Nadal failed to pass the fourth round from 2012 to 2017 but more recently made back-to-back semifinals in 2018 and 2019.
This time around, with the Australian Open and Roland Garros titles already under his belt, he is, astonishingly, targeting the third leg of a calendar-year Grand Slam.
“Rafa's Rafa. You cannot deny him. And he's won the title – he knows absolutely how to go about winning a Grand Slam title at Wimbledon,” said Masur of the 2008 and 2010 winner.
Another two-time Wimbledon champion is Andy Murray, who was showing impressive form on grass in Stuttgart – he beat Tsitsipas and Kyrgios back-to-back – before an abdominal strain affected him in his finals loss to Berrettini.
The British veteran has not played a match since, but is hoping to be healthy enough to contest a 14th Wimbledon.

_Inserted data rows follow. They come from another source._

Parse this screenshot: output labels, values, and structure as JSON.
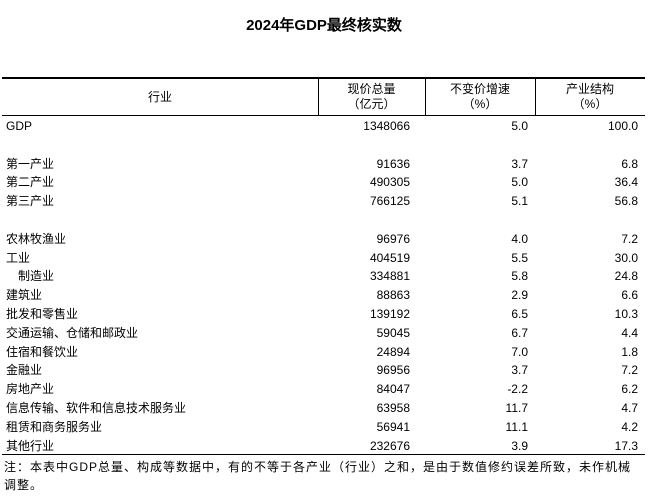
{
  "title": "2024年GDP最终核实数",
  "header": {
    "columns": [
      [
        "行业"
      ],
      [
        "现价总量",
        "（亿元）"
      ],
      [
        "不变价增速",
        "（%）"
      ],
      [
        "产业结构",
        "（%）"
      ]
    ]
  },
  "sections": [
    [
      {
        "name": "GDP",
        "cells": [
          "1348066",
          "5.0",
          "100.0"
        ]
      }
    ],
    [
      {
        "name": "第一产业",
        "cells": [
          "91636",
          "3.7",
          "6.8"
        ]
      },
      {
        "name": "第二产业",
        "cells": [
          "490305",
          "5.0",
          "36.4"
        ]
      },
      {
        "name": "第三产业",
        "cells": [
          "766125",
          "5.1",
          "56.8"
        ]
      }
    ],
    [
      {
        "name": "农林牧渔业",
        "cells": [
          "96976",
          "4.0",
          "7.2"
        ]
      },
      {
        "name": "工业",
        "cells": [
          "404519",
          "5.5",
          "30.0"
        ],
        "children": [
          {
            "name": "制造业",
            "cells": [
              "334881",
              "5.8",
              "24.8"
            ]
          }
        ]
      },
      {
        "name": "建筑业",
        "cells": [
          "88863",
          "2.9",
          "6.6"
        ]
      },
      {
        "name": "批发和零售业",
        "cells": [
          "139192",
          "6.5",
          "10.3"
        ]
      },
      {
        "name": "交通运输、仓储和邮政业",
        "cells": [
          "59045",
          "6.7",
          "4.4"
        ]
      },
      {
        "name": "住宿和餐饮业",
        "cells": [
          "24894",
          "7.0",
          "1.8"
        ]
      },
      {
        "name": "金融业",
        "cells": [
          "96956",
          "3.7",
          "7.2"
        ]
      },
      {
        "name": "房地产业",
        "cells": [
          "84047",
          "-2.2",
          "6.2"
        ]
      },
      {
        "name": "信息传输、软件和信息技术服务业",
        "cells": [
          "63958",
          "11.7",
          "4.7"
        ]
      },
      {
        "name": "租赁和商务服务业",
        "cells": [
          "56941",
          "11.1",
          "4.2"
        ]
      },
      {
        "name": "其他行业",
        "cells": [
          "232676",
          "3.9",
          "17.3"
        ]
      }
    ]
  ],
  "note": "注：本表中GDP总量、构成等数据中，有的不等于各产业（行业）之和，是由于数值修约误差所致，未作机械调整。"
}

"There's a guy who knows how to move on grass,” said Masur of Murray, who prior to Stuttgart reached the semifinals of the grass-court Challenger in Surbiton.
Fresh after skipping the European clay-court season, Kyrgios has thrived on grass, reaching back-to-back semifinals in Stuttgart and Halle and winning seven of his nine matches on the surface.
Kyrgios was a Wimbledon quarterfinalist in 2014 and also reached the second week in 2015 and 2016. Like Murray, his unseeded status will make him a dangerous first-round prospect.
"There's a lot of seeds that he is going to beat,” Masur warned.
The Croatian veteran enjoyed a resurgence with a semifinal at Roland Garros, and after transitioning to his favoured grass, backed that up with a semifinal run at Queen’s.
Cilic has now won eight of his past 10 matches and, having returned to the top 20, heads to Wimbledon where he was a runner-up in 2017.